Let’s jump straight to the gut. IFIC explains that probiotics have been steadily growing in popularity, with digestive/gut health being the third most commonly sought-after benefit among Americans. Don’t expect that interest to wane in the coming year, and expect to see them more and more beyond the yogurt section, as probiotics are increasingly being added to non-traditional foods, like chocolate, ice cream, juices, sauces and even nutrition bars. 

Beverages, specifically, are viewed as an ideal delivery system for probiotics. According to IFIC’s 2022 Consumer Insights on Gut Health and Probiotics Survey, of those who try to consume probiotics, 25% say they commonly seek them out in wellness drinks. 

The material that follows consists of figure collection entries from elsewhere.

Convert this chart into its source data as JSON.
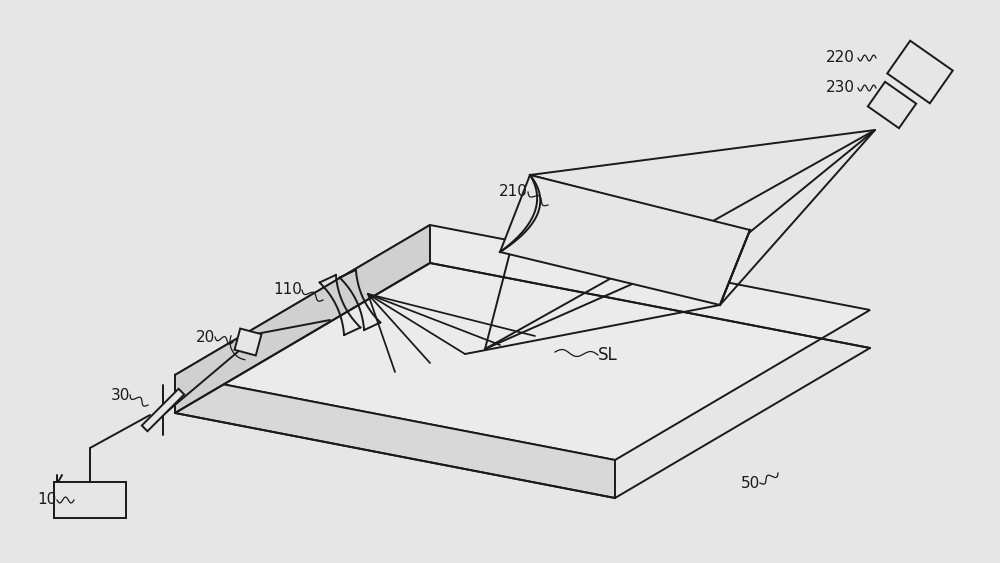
{
  "bg_color": "#e6e6e6",
  "line_color": "#1a1a1a",
  "lw": 1.4,
  "bg_fill": "#e6e6e6",
  "plate_top_fill": "#ebebeb",
  "plate_side_fill": "#d0d0d0",
  "plate_front_fill": "#d8d8d8"
}
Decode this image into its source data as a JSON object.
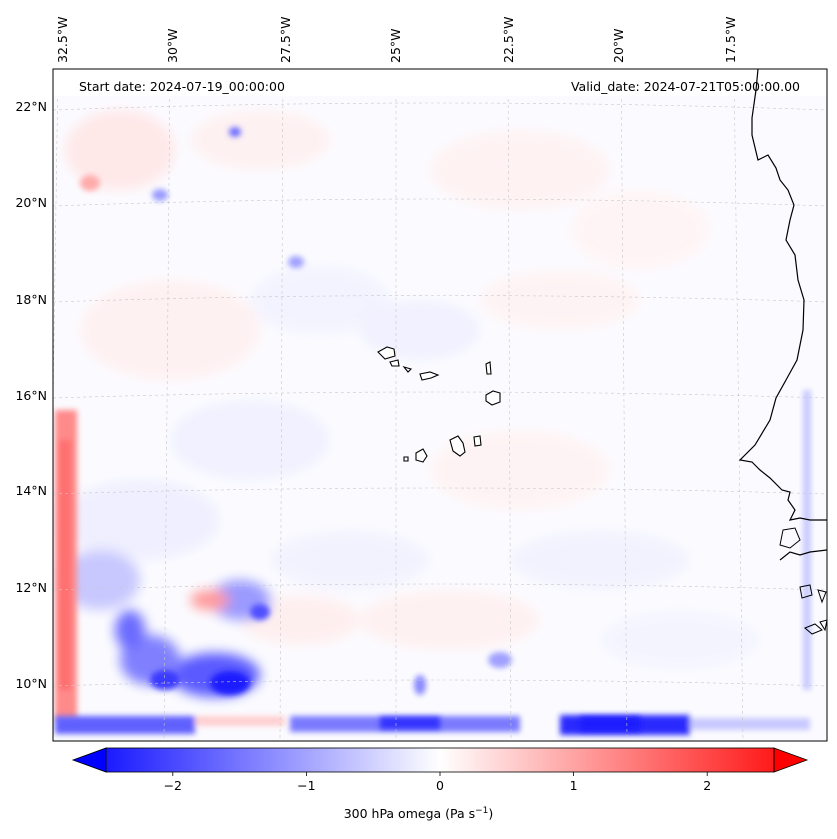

IFIC’s conversation on protein is that plant-based alternatives to meat and dairy are old hat, but plant-based pasta, rice and snacks will be a growing trend in 2023. These products point a new lens on sustainability and innovation, often relying on “upcycling,” which takes plant-based food components that ordinarily would have gone to waste and processes them for use in other products. Upcycling reduces food waste and contributes to sustainable food production. 

It is true. Consumers are becoming increasingly comfortable with innovative, plant-based food alternatives, a trend that should continue in 2023. But the majority still love meat and dairy. It is paramount that the dairy industry “change the narrative about the power of dairy protein.” Link HERE to read a recent piece I wrote on this topic for Food Business News

Want to learn more about formulating with dairy proteins? Link HERE to register for the American Dairy Products Institute's "Dairy Ingredients 360 Dairy Course" starting Feb. 9, 2023. 

And here’s another good read. Link HERE to read “Consumer interest driving gut health innovation.” 

Please commit to innovating with probiotics and dairy proteins in 2023. Happy New Year!